Today in my breakdance class, our teacher Alan had us do some cool musicality exercises, which were really challenging and fun. Everyone in the class basically got a couple eights of music that they had to do some floorwork to, and finish with a freeze that punctuated a hit in the music. What the exercise did was help us to try and think like a b-boy, i.e. what is happening in this song and how can I punctuate it with my breaking moves that I know how to do.
Alan had us watch this clip of the Super Cr3w performing on "America’s Best Dance Crew." "What makes the routine great is not that they are doing the most incredible tricks," Alan explained. "It’s that they are hitting the breaks in the music so creatively and stylishly."
The class reminded me of my first musicality class in lindy hop that I took almost ten years ago with the infamous Steven Mitchell…
Back then, Steven Mitchell was known as the "Darth Vader" of lindy. A man who would tell you to your face how bad your dancing was. You would leave his workshops feeling like you had no business even attempting this dance you were so pathetic and hopeless.
Sometime around 1999, I took one of his dreaded musicality classes.

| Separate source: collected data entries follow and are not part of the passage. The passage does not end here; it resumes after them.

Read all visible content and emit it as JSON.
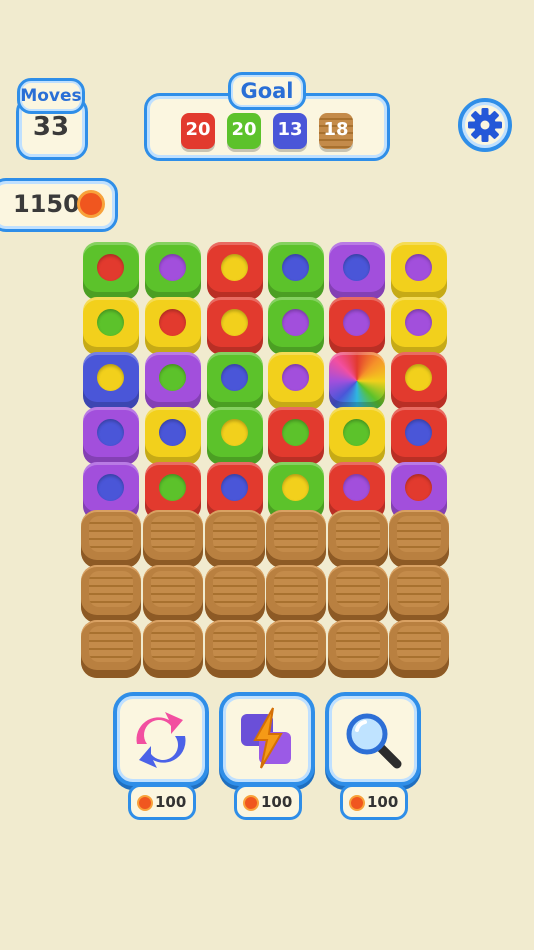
{
  "moves": {
    "label": "Moves",
    "value": "33"
  },
  "goal": {
    "label": "Goal",
    "items": [
      {
        "count": "20",
        "color": "#e23a2e",
        "kind": "red"
      },
      {
        "count": "20",
        "color": "#5cc22b",
        "kind": "green"
      },
      {
        "count": "13",
        "color": "#4a56d8",
        "kind": "blue"
      },
      {
        "count": "18",
        "color": "#b98040",
        "kind": "wood"
      }
    ]
  },
  "coins": {
    "value": "1150"
  },
  "settings": {
    "icon": "gear-icon"
  },
  "board": {
    "colors": {
      "red": "#e23a2e",
      "green": "#5cc22b",
      "yellow": "#f2d01c",
      "blue": "#4a56d8",
      "purple": "#a24fdc"
    },
    "rows": [
      [
        [
          "green",
          "red"
        ],
        [
          "green",
          "purple"
        ],
        [
          "red",
          "yellow"
        ],
        [
          "green",
          "blue"
        ],
        [
          "purple",
          "blue"
        ],
        [
          "yellow",
          "purple"
        ]
      ],
      [
        [
          "yellow",
          "green"
        ],
        [
          "yellow",
          "red"
        ],
        [
          "red",
          "yellow"
        ],
        [
          "green",
          "purple"
        ],
        [
          "red",
          "purple"
        ],
        [
          "yellow",
          "purple"
        ]
      ],
      [
        [
          "blue",
          "yellow"
        ],
        [
          "purple",
          "green"
        ],
        [
          "green",
          "blue"
        ],
        [
          "yellow",
          "purple"
        ],
        [
          "rainbow",
          "rainbow"
        ],
        [
          "red",
          "yellow"
        ]
      ],
      [
        [
          "purple",
          "blue"
        ],
        [
          "yellow",
          "blue"
        ],
        [
          "green",
          "yellow"
        ],
        [
          "red",
          "green"
        ],
        [
          "yellow",
          "green"
        ],
        [
          "red",
          "blue"
        ]
      ],
      [
        [
          "purple",
          "blue"
        ],
        [
          "red",
          "green"
        ],
        [
          "red",
          "blue"
        ],
        [
          "green",
          "yellow"
        ],
        [
          "red",
          "purple"
        ],
        [
          "purple",
          "red"
        ]
      ]
    ],
    "wood_rows": 3
  },
  "boosters": [
    {
      "name": "shuffle",
      "icon": "shuffle-arrows-icon",
      "price": "100"
    },
    {
      "name": "lightning",
      "icon": "lightning-icon",
      "price": "100"
    },
    {
      "name": "magnifier",
      "icon": "magnifier-icon",
      "price": "100"
    }
  ]
}
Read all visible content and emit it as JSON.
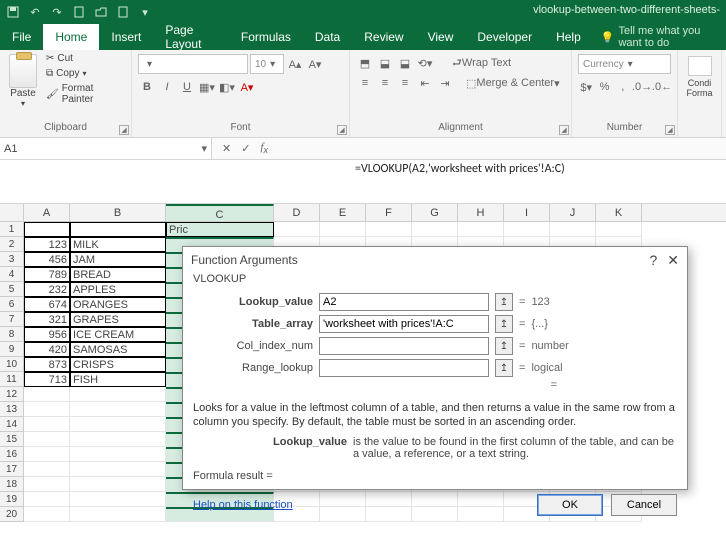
{
  "titlebar": {
    "doc_name": "vlookup-between-two-different-sheets-"
  },
  "tabs": {
    "file": "File",
    "home": "Home",
    "insert": "Insert",
    "page_layout": "Page Layout",
    "formulas": "Formulas",
    "data": "Data",
    "review": "Review",
    "view": "View",
    "developer": "Developer",
    "help": "Help",
    "tell_me": "Tell me what you want to do"
  },
  "ribbon": {
    "clipboard": {
      "paste": "Paste",
      "cut": "Cut",
      "copy": "Copy",
      "format_painter": "Format Painter",
      "label": "Clipboard"
    },
    "font": {
      "size": "10",
      "label": "Font",
      "bold": "B",
      "italic": "I",
      "underline": "U"
    },
    "alignment": {
      "wrap": "Wrap Text",
      "merge": "Merge & Center",
      "label": "Alignment"
    },
    "number": {
      "format": "Currency",
      "label": "Number"
    },
    "styles": {
      "cond": "Condi",
      "cond2": "Forma"
    }
  },
  "name_box": "A1",
  "formula": "=VLOOKUP(A2,'worksheet with prices'!A:C)",
  "columns": [
    "A",
    "B",
    "C",
    "D",
    "E",
    "F",
    "G",
    "H",
    "I",
    "J",
    "K"
  ],
  "cells": {
    "c1": "Pric",
    "rows": [
      {
        "n": "2",
        "a": "123",
        "b": "MILK"
      },
      {
        "n": "3",
        "a": "456",
        "b": "JAM"
      },
      {
        "n": "4",
        "a": "789",
        "b": "BREAD"
      },
      {
        "n": "5",
        "a": "232",
        "b": "APPLES"
      },
      {
        "n": "6",
        "a": "674",
        "b": "ORANGES"
      },
      {
        "n": "7",
        "a": "321",
        "b": "GRAPES"
      },
      {
        "n": "8",
        "a": "956",
        "b": "ICE CREAM"
      },
      {
        "n": "9",
        "a": "420",
        "b": "SAMOSAS"
      },
      {
        "n": "10",
        "a": "873",
        "b": "CRISPS"
      },
      {
        "n": "11",
        "a": "713",
        "b": "FISH"
      }
    ],
    "blank": [
      "12",
      "13",
      "14",
      "15",
      "16",
      "17",
      "18",
      "19",
      "20"
    ]
  },
  "dialog": {
    "title": "Function Arguments",
    "fn": "VLOOKUP",
    "args": {
      "lookup_value": {
        "label": "Lookup_value",
        "value": "A2",
        "result": "123"
      },
      "table_array": {
        "label": "Table_array",
        "value": "'worksheet with prices'!A:C",
        "result": "{...}"
      },
      "col_index_num": {
        "label": "Col_index_num",
        "value": "",
        "result": "number"
      },
      "range_lookup": {
        "label": "Range_lookup",
        "value": "",
        "result": "logical"
      }
    },
    "eq": "=",
    "overall_eq": "=",
    "desc1": "Looks for a value in the leftmost column of a table, and then returns a value in the same row from a column you specify. By default, the table must be sorted in an ascending order.",
    "desc2_label": "Lookup_value",
    "desc2_text": "is the value to be found in the first column of the table, and can be a value, a reference, or a text string.",
    "result_label": "Formula result =",
    "help": "Help on this function",
    "ok": "OK",
    "cancel": "Cancel"
  }
}
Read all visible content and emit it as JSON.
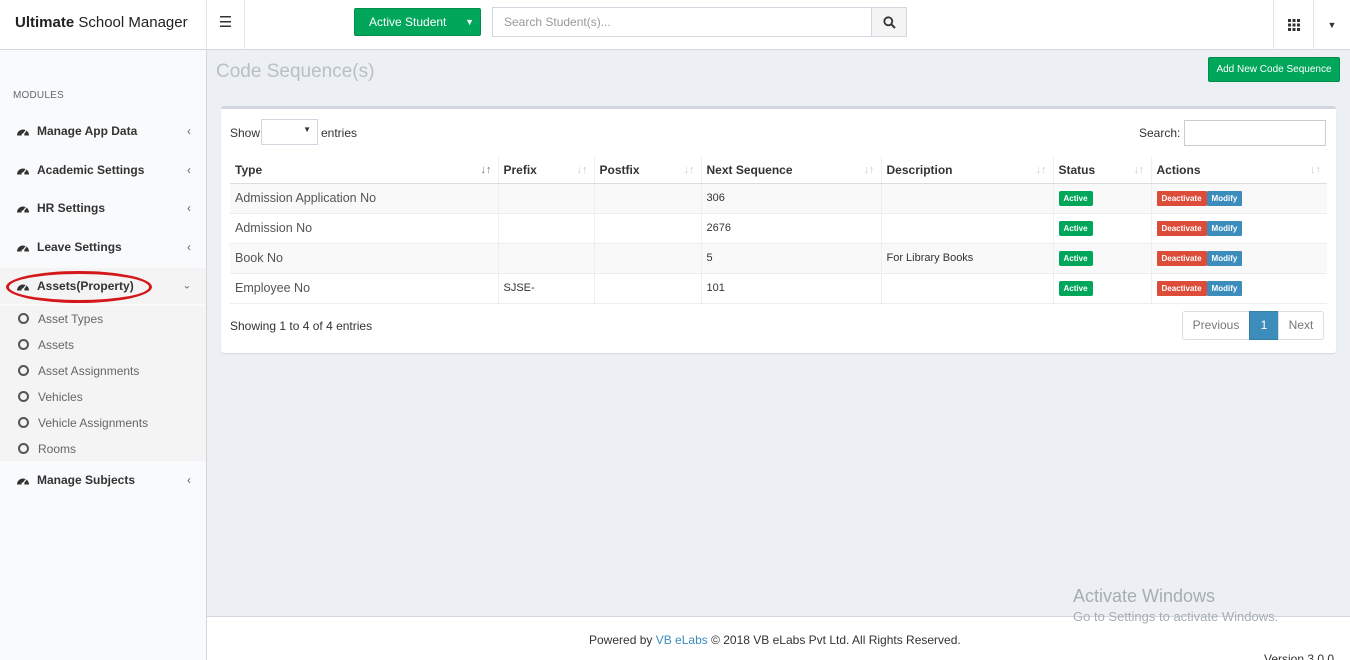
{
  "header": {
    "app_title_bold": "Ultimate",
    "app_title_rest": " School Manager",
    "student_dropdown": "Active Student",
    "search_placeholder": "Search Student(s)..."
  },
  "sidebar": {
    "section_label": "MODULES",
    "items": [
      {
        "label": "Manage App Data"
      },
      {
        "label": "Academic Settings"
      },
      {
        "label": "HR Settings"
      },
      {
        "label": "Leave Settings"
      },
      {
        "label": "Assets(Property)"
      },
      {
        "label": "Manage Subjects"
      }
    ],
    "subitems": [
      {
        "label": "Asset Types"
      },
      {
        "label": "Assets"
      },
      {
        "label": "Asset Assignments"
      },
      {
        "label": "Vehicles"
      },
      {
        "label": "Vehicle Assignments"
      },
      {
        "label": "Rooms"
      }
    ]
  },
  "page": {
    "title": "Code Sequence(s)",
    "add_button": "Add New Code Sequence"
  },
  "table": {
    "show_label": "Show",
    "entries_label": "entries",
    "search_label": "Search:",
    "columns": [
      "Type",
      "Prefix",
      "Postfix",
      "Next Sequence",
      "Description",
      "Status",
      "Actions"
    ],
    "rows": [
      {
        "type": "Admission Application No",
        "prefix": "",
        "postfix": "",
        "next": "306",
        "description": "",
        "status": "Active"
      },
      {
        "type": "Admission No",
        "prefix": "",
        "postfix": "",
        "next": "2676",
        "description": "",
        "status": "Active"
      },
      {
        "type": "Book No",
        "prefix": "",
        "postfix": "",
        "next": "5",
        "description": "For Library Books",
        "status": "Active"
      },
      {
        "type": "Employee No",
        "prefix": "SJSE-",
        "postfix": "",
        "next": "101",
        "description": "",
        "status": "Active"
      }
    ],
    "action_deactivate": "Deactivate",
    "action_modify": "Modify",
    "info": "Showing 1 to 4 of 4 entries",
    "pager": {
      "previous": "Previous",
      "current": "1",
      "next": "Next"
    }
  },
  "footer": {
    "powered_by": "Powered by ",
    "link": "VB eLabs",
    "copyright": " © 2018 VB eLabs Pvt Ltd. All Rights Reserved.",
    "version": "Version 3.0.0"
  },
  "watermark": {
    "line1": "Activate Windows",
    "line2": "Go to Settings to activate Windows."
  },
  "colors": {
    "green": "#00a65a",
    "red": "#dd4b39",
    "blue": "#3c8dbc",
    "highlight_ellipse": "#d4181a"
  }
}
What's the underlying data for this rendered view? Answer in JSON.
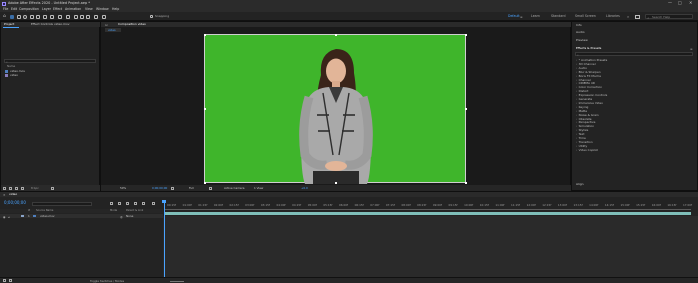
{
  "window": {
    "title": "Adobe After Effects 2020 - Untitled Project.aep *",
    "controls": [
      "—",
      "□",
      "✕"
    ]
  },
  "menu": [
    "File",
    "Edit",
    "Composition",
    "Layer",
    "Effect",
    "Animation",
    "View",
    "Window",
    "Help"
  ],
  "toolbar": {
    "snapping_label": "Snapping",
    "workspaces": [
      {
        "label": "Default",
        "active": true
      },
      {
        "label": "Learn",
        "active": false
      },
      {
        "label": "Standard",
        "active": false
      },
      {
        "label": "Small Screen",
        "active": false
      },
      {
        "label": "Libraries",
        "active": false
      }
    ],
    "search_help_placeholder": "Search Help"
  },
  "project_panel": {
    "tabs": [
      "Project",
      "Effect Controls video.mov"
    ],
    "search_placeholder": "",
    "column_name": "Name",
    "items": [
      {
        "name": "video.mov",
        "icon": "footage-icon",
        "color": "#4f7fbf"
      },
      {
        "name": "video",
        "icon": "composition-icon",
        "color": "#8a7fbf"
      }
    ],
    "bpc_label": "8 bpc"
  },
  "viewer": {
    "tab": "Composition video",
    "subtab": "video",
    "zoom": "50%",
    "timecode": "0;00;00;00",
    "resolution": "Full",
    "camera": "Active Camera",
    "views": "1 View",
    "exposure": "+0.0"
  },
  "right_panels": {
    "info": "Info",
    "audio": "Audio",
    "preview": "Preview",
    "effects_title": "Effects & Presets",
    "effects_search_placeholder": "",
    "effects": [
      "* Animation Presets",
      "3D Channel",
      "Audio",
      "Blur & Sharpen",
      "Boris FX Mocha",
      "Channel",
      "CINEMA 4D",
      "Color Correction",
      "Distort",
      "Expression Controls",
      "Generate",
      "Immersive Video",
      "Keying",
      "Matte",
      "Noise & Grain",
      "Obsolete",
      "Perspective",
      "Simulation",
      "Stylize",
      "Text",
      "Time",
      "Transition",
      "Utility",
      "Video Copilot"
    ],
    "align": "Align"
  },
  "timeline": {
    "tab": "video",
    "timecode": "0;00;00;00",
    "columns": [
      "#",
      "Source Name",
      "Mode",
      "Parent & Link"
    ],
    "layer": {
      "index": "1",
      "name": "video.mov",
      "parent": "None"
    },
    "ruler": [
      "00:15f",
      "01:00f",
      "01:15f",
      "02:00f",
      "02:15f",
      "03:00f",
      "03:15f",
      "04:00f",
      "04:15f",
      "05:00f",
      "05:15f",
      "06:00f",
      "06:15f",
      "07:00f",
      "07:15f",
      "08:00f",
      "08:15f",
      "09:00f",
      "09:15f",
      "10:00f",
      "10:15f",
      "11:00f",
      "11:15f",
      "12:00f",
      "12:15f",
      "13:00f",
      "13:15f",
      "14:00f",
      "14:15f",
      "15:00f",
      "15:15f",
      "16:00f",
      "16:15f",
      "17:00f"
    ],
    "toggle_label": "Toggle Switches / Modes"
  },
  "colors": {
    "accent": "#4aa3ff",
    "chroma_green": "#3fb52b",
    "track": "#7fbfb9"
  }
}
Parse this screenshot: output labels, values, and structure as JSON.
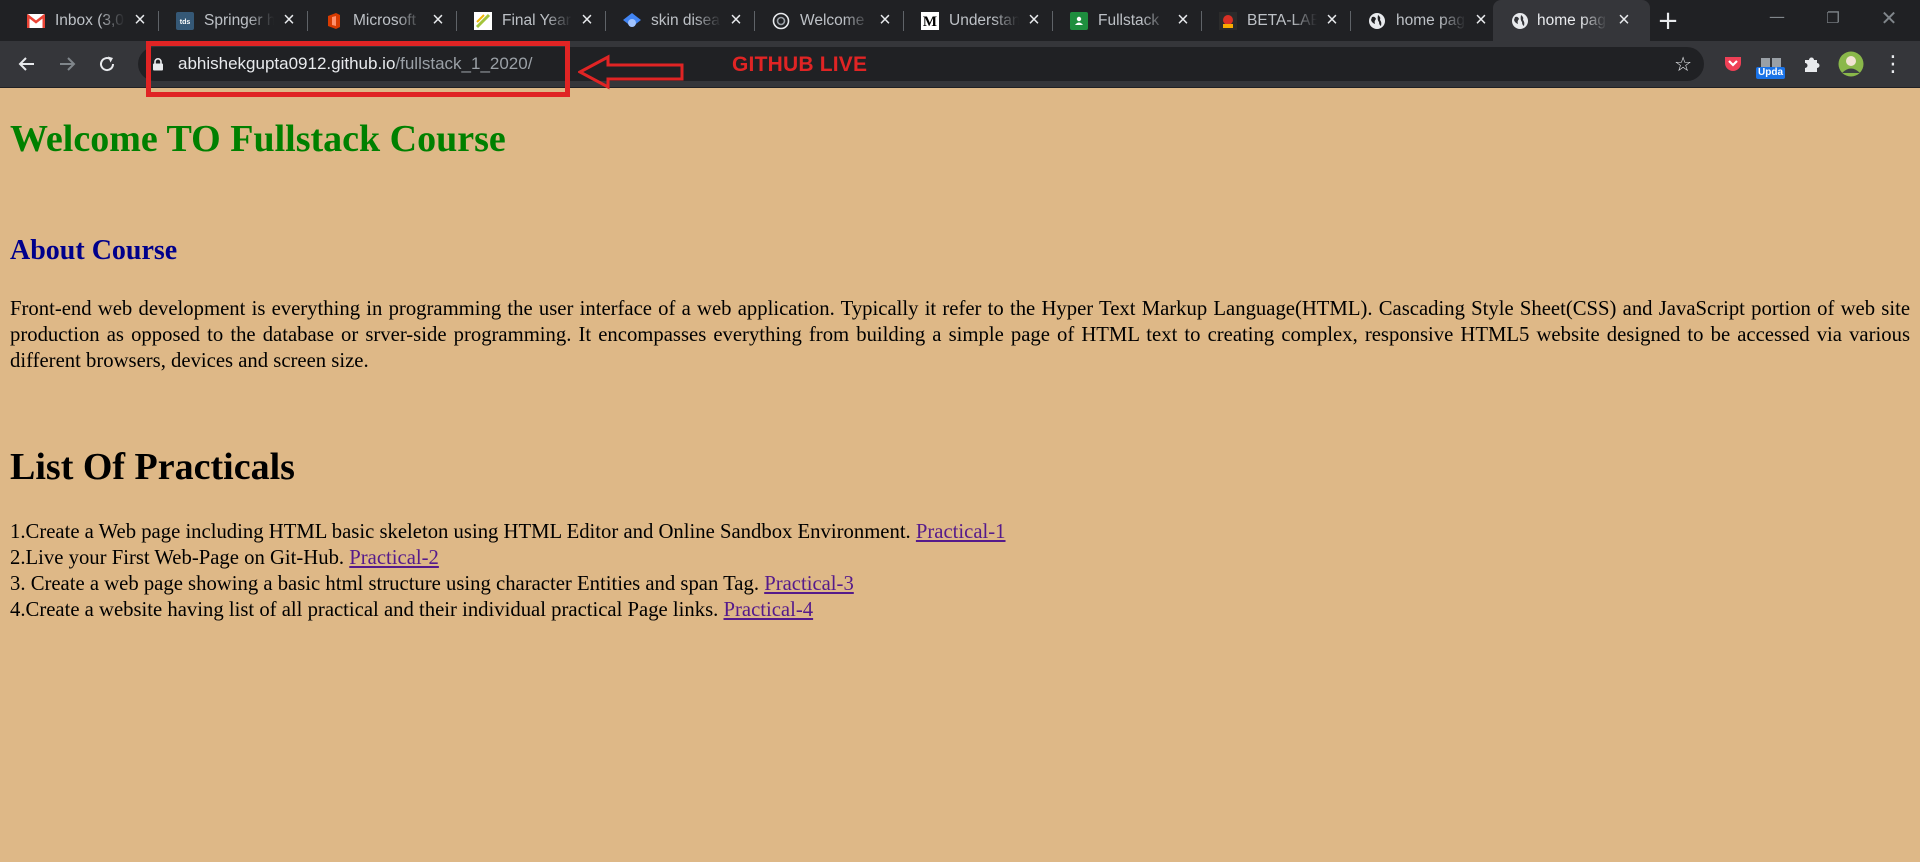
{
  "browser": {
    "tabs": [
      {
        "title": "Inbox (3,0",
        "icon": "gmail-icon",
        "active": false
      },
      {
        "title": "Springer h",
        "icon": "tds-icon",
        "active": false
      },
      {
        "title": "Microsoft",
        "icon": "office-icon",
        "active": false
      },
      {
        "title": "Final Year",
        "icon": "notebook-icon",
        "active": false
      },
      {
        "title": "skin disea",
        "icon": "scholar-icon",
        "active": false
      },
      {
        "title": "Welcome",
        "icon": "globe-outline-icon",
        "active": false
      },
      {
        "title": "Understan",
        "icon": "medium-icon",
        "active": false
      },
      {
        "title": "Fullstack",
        "icon": "classroom-icon",
        "active": false
      },
      {
        "title": "BETA-LAB",
        "icon": "beta-lab-icon",
        "active": false
      },
      {
        "title": "home pag",
        "icon": "globe-icon",
        "active": false
      },
      {
        "title": "home pag",
        "icon": "globe-icon",
        "active": true
      }
    ],
    "url_host": "abhishekgupta0912.github.io",
    "url_path": "/fullstack_1_2020/",
    "update_badge": "Upda",
    "colors": {
      "tabstrip": "#202124",
      "toolbar": "#35363a",
      "omnibox": "#202124"
    }
  },
  "annotation": {
    "label": "GITHUB LIVE",
    "color": "#e02424"
  },
  "page": {
    "title": "Welcome TO Fullstack Course",
    "about_heading": "About Course",
    "about_text": "Front-end web development is everything in programming the user interface of a web application. Typically it refer to the Hyper Text Markup Language(HTML). Cascading Style Sheet(CSS) and JavaScript portion of web site production as opposed to the database or srver-side programming. It encompasses everything from building a simple page of HTML text to creating complex, responsive HTML5 website designed to be accessed via various different browsers, devices and screen size.",
    "practicals_heading": "List Of Practicals",
    "practicals": [
      {
        "text": "1.Create a Web page including HTML basic skeleton using HTML Editor and Online Sandbox Environment. ",
        "link": "Practical-1"
      },
      {
        "text": "2.Live your First Web-Page on Git-Hub. ",
        "link": "Practical-2"
      },
      {
        "text": "3. Create a web page showing a basic html structure using character Entities and span Tag. ",
        "link": "Practical-3"
      },
      {
        "text": "4.Create a website having list of all practical and their individual practical Page links. ",
        "link": "Practical-4"
      }
    ],
    "colors": {
      "background": "#deb887",
      "title": "#008000",
      "about_heading": "#00008b",
      "link": "#551a8b"
    }
  }
}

I was still a fairly new dancer, and had just a handful of lindy hop moves under my belt.
The entire class consisted of Steven Mitchell playing over and over again the Louis Jordan song "Is You Is Or Is You Ain’t My Baby." To start the class, Steven just put on the song and told us to dance socially to it as we normally would. After about a couple of minutes he stopped the song and barked, "Are you even listening to the song? Do you even hear it?"
Later he had us sing the song as we were dancing to it, to try and get the music into our bodies. He tried to teach us to dance behind the beat, instead of right on top of it, or — godforbid — ahead of the beat. Finally he just gave up and taught us a routine, to everyone’s great relief.
I was a wreck the rest of the day. I felt like a complete failure as a swing dancer. But afterwards, my friends told me that they could see positive differences in my dancing. And today, well, I have a lot of things I’m still working on as a lindy hopper, but I think in general that I dance with musicality and feeling.
I feel with breaking that I’m almost at the same spot that was at with lindy hop in 1998. I have a fairly decent repertoire of breaking moves. I know enough to be able to perform someone else’s choreography, and to do a couple of mostly pre-programmed sets of breaking steps and freezes. But I don’t feel comfortable enough with breaking that I can on-the-fly react to a song with the same level of musicality.
Being a b-boy is about finding your own style and creating your own moves. Hopefully before this body gives out, I will start to achieve that.